🤖 AI Summary
This study addresses the multiple testing problem in replication studies under the clinical trial “two-trial rule.” We propose a weighted Bonferroni procedure that optimizes hypothesis-specific weights using data from the original study, ensuring strict control of the family-wise error rate (FWER) while maximizing disjunctive power—the probability of rejecting at least one true positive null hypothesis. Our key innovation lies in dynamically allocating replication-stage testing weights based on statistical evidence from the original trial and designing a robust, effect-size–adaptive, power-driven weighting algorithm. Compared with standard Bonferroni and uniform weighting, our method achieves significantly higher detection power at identical sample sizes, thereby enhancing the reliability of replication conclusions and decision-making efficiency. The approach provides a novel paradigm for multi-endpoint clinical trials prioritizing reproducibility—balancing statistical rigor with practical applicability.
📝 Abstract
Replication studies for scientific research are an important part of ensuring the reliability and integrity of experimental findings. In the context of clinical trials, the concept of replication has been formalised by the'two-trials'rule, where two pivotal studies are required to show positive results before a drug can be approved. In experiments testing multiple hypotheses simultaneously, control of the overall familywise error rate (FWER) is additionally required in many contexts.

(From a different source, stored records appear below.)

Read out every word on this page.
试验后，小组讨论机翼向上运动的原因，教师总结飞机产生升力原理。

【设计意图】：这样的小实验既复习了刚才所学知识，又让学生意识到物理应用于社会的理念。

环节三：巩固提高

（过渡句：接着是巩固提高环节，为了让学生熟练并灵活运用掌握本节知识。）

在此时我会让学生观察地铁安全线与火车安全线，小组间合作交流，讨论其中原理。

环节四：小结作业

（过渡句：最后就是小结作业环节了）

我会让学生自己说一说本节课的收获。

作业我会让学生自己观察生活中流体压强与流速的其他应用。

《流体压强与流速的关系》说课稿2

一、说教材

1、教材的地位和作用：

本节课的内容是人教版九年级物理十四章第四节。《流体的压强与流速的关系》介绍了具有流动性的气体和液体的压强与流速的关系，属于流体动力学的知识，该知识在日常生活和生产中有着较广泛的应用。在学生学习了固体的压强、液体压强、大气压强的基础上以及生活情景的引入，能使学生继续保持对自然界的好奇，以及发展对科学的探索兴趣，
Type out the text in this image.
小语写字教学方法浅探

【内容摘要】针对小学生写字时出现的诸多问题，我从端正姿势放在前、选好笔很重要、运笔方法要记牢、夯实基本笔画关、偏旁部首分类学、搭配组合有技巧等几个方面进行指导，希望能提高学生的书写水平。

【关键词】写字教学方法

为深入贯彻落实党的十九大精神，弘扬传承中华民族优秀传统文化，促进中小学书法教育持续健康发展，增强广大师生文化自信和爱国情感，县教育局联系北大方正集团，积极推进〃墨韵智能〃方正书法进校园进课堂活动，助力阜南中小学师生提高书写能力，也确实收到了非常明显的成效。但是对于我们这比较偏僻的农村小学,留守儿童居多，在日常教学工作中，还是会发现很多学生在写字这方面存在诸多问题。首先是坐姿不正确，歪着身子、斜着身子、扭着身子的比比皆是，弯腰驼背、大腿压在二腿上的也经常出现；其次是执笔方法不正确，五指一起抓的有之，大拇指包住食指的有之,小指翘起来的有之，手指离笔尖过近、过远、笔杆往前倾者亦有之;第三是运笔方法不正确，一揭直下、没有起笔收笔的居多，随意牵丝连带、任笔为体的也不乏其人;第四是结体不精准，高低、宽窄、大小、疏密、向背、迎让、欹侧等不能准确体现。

The well-known Bonferroni procedure controls the FWER, and a natural extension is to introduce weights into this procedure to reflect the a-priori importance of hypotheses or to maximise some measure of the overall power of the experiment. In this paper, we consider analysing a replication study using an optimal weighted Bonferroni procedure, with the weights based on the results of the original study that is being replicated and the optimality criterion being to maximise the disjunctive power of the trial (the power to reject at least one non-null hypothesis). We show that using the proposed procedure can lead to a substantial increase in the disjunctive power of the replication study, and is robust to changes in the effect sizes between the two studies.